Родился я 1 октября 1880 года на хуторе Эльмуста, в калмыцкой семье, кочевавшей со своей кибиткой по Сальским степям.
Мне дали древнее имя - Ока. Имена у нас, калмыков, оставались еще старыми, а фамилии были русские. По калмыцки фамилия моя Хардагин - «черный годовик».
Отца моего Хаби русские переселенцы называли Иваном.
И вот русский писарь, приезжавший к нам раз в год отмечать новорожденных и умерших калмыков, записал в книге Оку Ивановича Городовикова - меня.
Мать ходила по степи, подбирала падалину, выдирала жилы, выделывала из них нитки.
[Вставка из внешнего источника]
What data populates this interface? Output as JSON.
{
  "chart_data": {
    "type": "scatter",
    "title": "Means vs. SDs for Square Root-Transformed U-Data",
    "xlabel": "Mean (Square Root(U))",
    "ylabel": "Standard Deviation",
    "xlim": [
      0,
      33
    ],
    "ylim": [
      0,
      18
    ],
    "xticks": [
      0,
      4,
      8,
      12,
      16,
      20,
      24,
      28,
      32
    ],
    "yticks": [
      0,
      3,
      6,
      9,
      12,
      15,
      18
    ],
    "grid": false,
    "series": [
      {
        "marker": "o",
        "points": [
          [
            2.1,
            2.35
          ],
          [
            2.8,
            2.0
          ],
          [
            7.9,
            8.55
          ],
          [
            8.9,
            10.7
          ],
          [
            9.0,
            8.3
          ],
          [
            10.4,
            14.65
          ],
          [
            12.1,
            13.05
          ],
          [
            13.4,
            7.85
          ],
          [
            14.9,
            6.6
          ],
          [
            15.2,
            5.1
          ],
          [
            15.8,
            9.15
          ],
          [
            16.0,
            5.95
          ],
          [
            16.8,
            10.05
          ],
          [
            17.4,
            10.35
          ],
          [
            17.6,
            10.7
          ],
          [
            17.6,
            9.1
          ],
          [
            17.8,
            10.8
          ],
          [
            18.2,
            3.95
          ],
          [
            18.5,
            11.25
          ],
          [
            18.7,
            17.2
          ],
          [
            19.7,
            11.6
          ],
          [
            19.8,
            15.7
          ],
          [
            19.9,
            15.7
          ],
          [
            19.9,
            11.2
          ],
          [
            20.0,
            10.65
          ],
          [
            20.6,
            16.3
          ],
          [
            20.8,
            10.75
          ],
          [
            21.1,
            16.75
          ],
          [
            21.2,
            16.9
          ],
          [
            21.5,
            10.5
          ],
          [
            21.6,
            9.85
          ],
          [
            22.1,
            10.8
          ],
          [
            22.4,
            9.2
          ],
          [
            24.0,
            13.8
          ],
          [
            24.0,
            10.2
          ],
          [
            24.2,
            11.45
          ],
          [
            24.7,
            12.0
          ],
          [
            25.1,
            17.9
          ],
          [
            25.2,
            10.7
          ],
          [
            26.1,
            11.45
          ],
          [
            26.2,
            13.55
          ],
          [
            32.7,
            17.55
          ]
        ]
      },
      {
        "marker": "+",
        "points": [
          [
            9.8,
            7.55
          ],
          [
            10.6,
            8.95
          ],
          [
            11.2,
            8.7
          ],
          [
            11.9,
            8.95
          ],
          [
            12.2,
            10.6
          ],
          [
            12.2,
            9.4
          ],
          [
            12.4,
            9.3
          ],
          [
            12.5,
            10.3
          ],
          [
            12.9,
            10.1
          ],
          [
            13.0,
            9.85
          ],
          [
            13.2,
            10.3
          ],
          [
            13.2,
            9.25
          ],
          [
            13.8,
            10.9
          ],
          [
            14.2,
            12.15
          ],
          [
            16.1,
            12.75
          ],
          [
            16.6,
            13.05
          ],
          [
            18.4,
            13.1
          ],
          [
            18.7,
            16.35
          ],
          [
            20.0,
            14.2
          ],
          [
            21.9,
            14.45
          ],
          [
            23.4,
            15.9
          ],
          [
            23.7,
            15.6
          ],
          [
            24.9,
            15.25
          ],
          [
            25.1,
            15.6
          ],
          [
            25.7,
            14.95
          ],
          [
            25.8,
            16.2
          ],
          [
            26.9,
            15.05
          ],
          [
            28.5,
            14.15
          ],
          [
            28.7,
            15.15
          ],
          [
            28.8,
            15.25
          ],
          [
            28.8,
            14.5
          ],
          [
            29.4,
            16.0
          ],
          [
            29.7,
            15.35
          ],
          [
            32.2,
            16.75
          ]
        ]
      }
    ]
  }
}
Была она также большой мастерицей собирать в степи коренья, дубить и красить кожи. Из обрывков кожи шила она всем нам штаны, кожухи, сапоги. И в жалкой нашей нищете все-таки умудрялась порадовать нас: раскрашенными жилами вышивала она на голенищах сапог всевозможные пестрые узоры.
Нас, детей, было шестеро. Постоянными спутниками моего детства и юности были голод, холод, нужда.
Ни одна зима, ни одна весна не проходили у нас без эпидемий: то тиф, то оспа. Но постоянным и самым страшным врагом кочевых калмыков был туберкулез.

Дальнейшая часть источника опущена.